Sie suchte seinen Blick. „Dann bist du also mit allen Entscheidungen, die du getroffen hast, zufrieden.“

„Das bin ich“, sagte er. „Hätte ich mich nicht zurückgezogen, um dem Irdenen Ring beizutreten, ich wäre nicht bereit gewesen, zu tun, was das Schicksal von mir verlangte.“

Sie dachte an Anduin und seine Ausbildung, die ihn weit von seiner Familie und seinen Lieben fortgeführt hatte. Da geschieht gerade so viel in der Welt, woran ich teilhaben möchte – aber ich weiß, dass ich hierbleiben muss. Fast jeden Tag lerne ich etwas Neues.

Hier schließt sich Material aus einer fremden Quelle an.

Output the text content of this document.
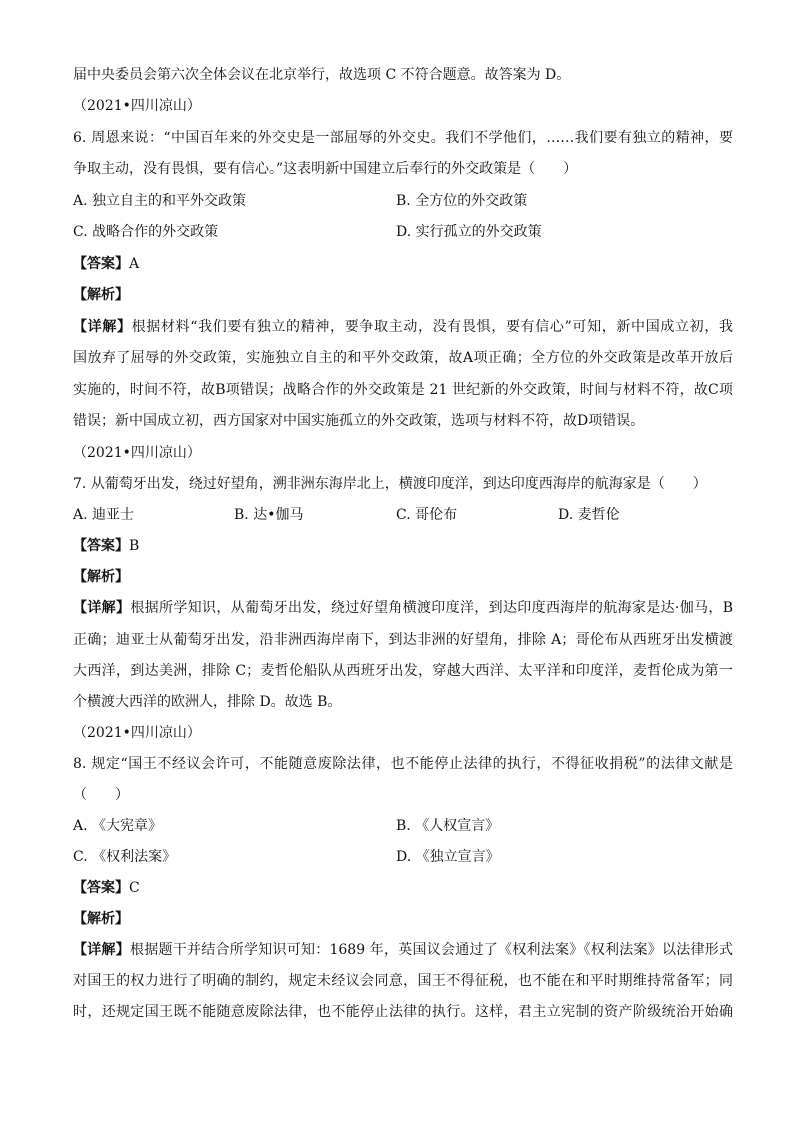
届中央委员会第六次全体会议在北京举行，故选项 C 不符合题意。故答案为 D。
（2021•四川凉山）
6. 周恩来说：“中国百年来的外交史是一部屈辱的外交史。我们不学他们，……我们要有独立的精神，要
争取主动，没有畏惧，要有信心。”这表明新中国建立后奉行的外交政策是（　　）
A. 独立自主的和平外交政策	B. 全方位的外交政策
C. 战略合作的外交政策	D. 实行孤立的外交政策
【答案】A
【解析】
【详解】根据材料“我们要有独立的精神，要争取主动，没有畏惧，要有信心”可知，新中国成立初，我
国放弃了屈辱的外交政策，实施独立自主的和平外交政策，故A项正确；全方位的外交政策是改革开放后
实施的，时间不符，故B项错误；战略合作的外交政策是 21 世纪新的外交政策，时间与材料不符，故C项
错误；新中国成立初，西方国家对中国实施孤立的外交政策，选项与材料不符，故D项错误。
（2021•四川凉山）
7. 从葡萄牙出发，绕过好望角，溯非洲东海岸北上，横渡印度洋，到达印度西海岸的航海家是（　　）
A. 迪亚士	B. 达•伽马	C. 哥伦布	D. 麦哲伦
【答案】B
【解析】
【详解】根据所学知识，从葡萄牙出发，绕过好望角横渡印度洋，到达印度西海岸的航海家是达·伽马，B
正确；迪亚士从葡萄牙出发，沿非洲西海岸南下，到达非洲的好望角，排除 A；哥伦布从西班牙出发横渡
大西洋，到达美洲，排除 C；麦哲伦船队从西班牙出发，穿越大西洋、太平洋和印度洋，麦哲伦成为第一
个横渡大西洋的欧洲人，排除 D。故选 B。
（2021•四川凉山）
8. 规定“国王不经议会许可，不能随意废除法律，也不能停止法律的执行，不得征收捐税”的法律文献是
（　　）
A. 《大宪章》	B. 《人权宣言》
C. 《权利法案》	D. 《独立宣言》
【答案】C
【解析】
【详解】根据题干并结合所学知识可知：1689 年，英国议会通过了《权利法案》《权利法案》以法律形式
对国王的权力进行了明确的制约，规定未经议会同意，国王不得征税，也不能在和平时期维持常备军；同
时，还规定国王既不能随意废除法律，也不能停止法律的执行。这样，君主立宪制的资产阶级统治开始确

Und ihm hatte sie gesagt, dass er genau da war, wo er sein sollte. Jetzt sagte Go’el mehr oder weniger dasselbe, und ein Teil von ihr wollte ihm auch zustimmen. Die Welt war ganz sicher ein besserer Ort, ohne dass Todesschwinge und der Zwielichtkult das Land verwüsteten und terrorisierten! Und dennoch …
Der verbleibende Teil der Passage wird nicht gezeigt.